There have been upwards of 260 students attending DCMST.

===Achievement===
DCMST actively supports students in participation in competitions, scholarship searches, and more. Many students have won recognition at SEFMD, and a few have even made it to the International Science and Engineering Fair put on by the Intel Corporation. One competition that every student enters with a team of other students in their ninth-grade year is the Internet Science and Technology Fair. There have been many teams from DCMST that have won recognition or made it to the finals of the fair, where a website must be submitted on an invention dealing with science and technology. Many other students have submitted essays, research papers, and more to scholarship competitions such as those held by DuPont, Raytheon, and other corporations and organizations. DCMST students are encouraged to go ahead with their research projects in their junior or senior year, even if they do not take the research class. There are many other competitions that DCMST students enter throughout their 4 years at the school.
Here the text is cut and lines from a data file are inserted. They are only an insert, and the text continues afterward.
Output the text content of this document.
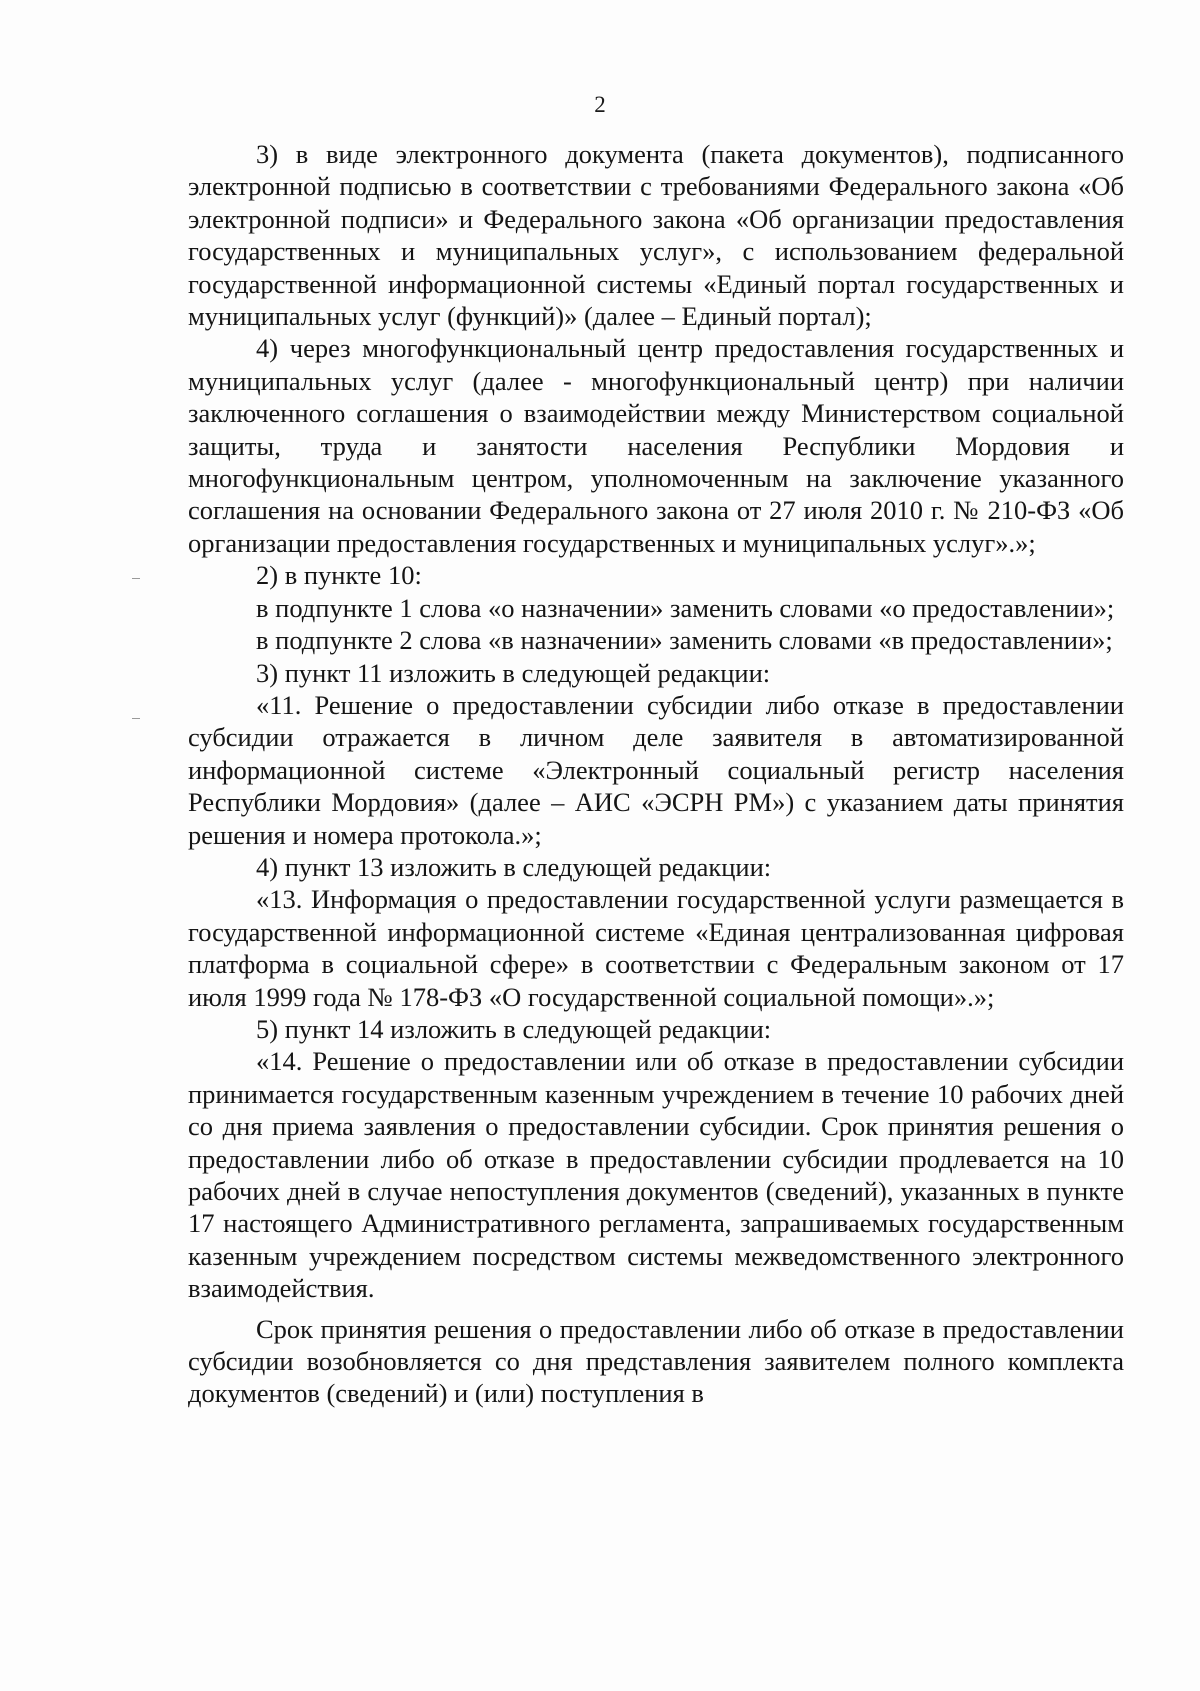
2

3) в виде электронного документа (пакета документов), подписанного электронной подписью в соответствии с требованиями Федерального закона «Об электронной подписи» и Федерального закона «Об организации предоставления государственных и муниципальных услуг», с использованием федеральной государственной информационной системы «Единый портал государственных и муниципальных услуг (функций)» (далее – Единый портал);

4) через многофункциональный центр предоставления государственных и муниципальных услуг (далее - многофункциональный центр) при наличии заключенного соглашения о взаимодействии между Министерством социальной защиты, труда и занятости населения Республики Мордовия и многофункциональным центром, уполномоченным на заключение указанного соглашения на основании Федерального закона от 27 июля 2010 г. № 210-ФЗ «Об организации предоставления государственных и муниципальных услуг».»;

2) в пункте 10:

в подпункте 1 слова «о назначении» заменить словами «о предоставлении»;

в подпункте 2 слова «в назначении» заменить словами «в предоставлении»;

3) пункт 11 изложить в следующей редакции:

«11. Решение о предоставлении субсидии либо отказе в предоставлении субсидии отражается в личном деле заявителя в автоматизированной информационной системе «Электронный социальный регистр населения Республики Мордовия» (далее – АИС «ЭСРН РМ») с указанием даты принятия решения и номера протокола.»;

4) пункт 13 изложить в следующей редакции:

«13. Информация о предоставлении государственной услуги размещается в государственной информационной системе «Единая централизованная цифровая платформа в социальной сфере» в соответствии с Федеральным законом от 17 июля 1999 года № 178-ФЗ «О государственной социальной помощи».»;

5) пункт 14 изложить в следующей редакции:

«14. Решение о предоставлении или об отказе в предоставлении субсидии принимается государственным казенным учреждением в течение 10 рабочих дней со дня приема заявления о предоставлении субсидии. Срок принятия решения о предоставлении либо об отказе в предоставлении субсидии продлевается на 10 рабочих дней в случае непоступления документов (сведений), указанных в пункте 17 настоящего Административного регламента, запрашиваемых государственным казенным учреждением посредством системы межведомственного электронного взаимодействия.

Срок принятия решения о предоставлении либо об отказе в предоставлении субсидии возобновляется со дня представления заявителем полного комплекта документов (сведений) и (или) поступления в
The Academic Achievement Profile of all Students in the Senior Class of DCMST by Year:

| Year | Number of Graduating Students | Average Number of AP Classes Taken by a Student by Graduation | Average Number of Dual Enrollment Credits Granted to a Student | Range of ACT Scores | Average ACT Score | Total Dollar Amount of Scholarships |
|---|---|---|---|---|---|---|
| 2006 | 58 | 4 | 6 | 20 to 30 | 25.9 | 929,324 |
| 2007 | 55 | 4 | 10 | 19 to 35 | 28.7 | 1,752,000 |
| 2008 | 40 | 5 | 12 | 26-36 | 32 | 1,435,050 |

===Drop outs===
During the history of DCMST thus far, there have been students who have chosen to quit DCMST and resign from the spot that they had been awarded during the admissions process. These resignations usually come after the freshman or sophomore year as students realize that he/she believe the program is too rigorous or that he/she does not want to go into a field involving math, science, and technology specifically.

==School improvement==
During the 2006–2007 school year, DCMST staff and teachers pushed students to use credible sources and proper citation formats when writing research papers. The teachers pushed to get students to understand and know the APA, MLA, and sometimes AMA formats for research papers/projects and other assignments. The teachers also attempted to curtail Wikipedia as a credible source of information.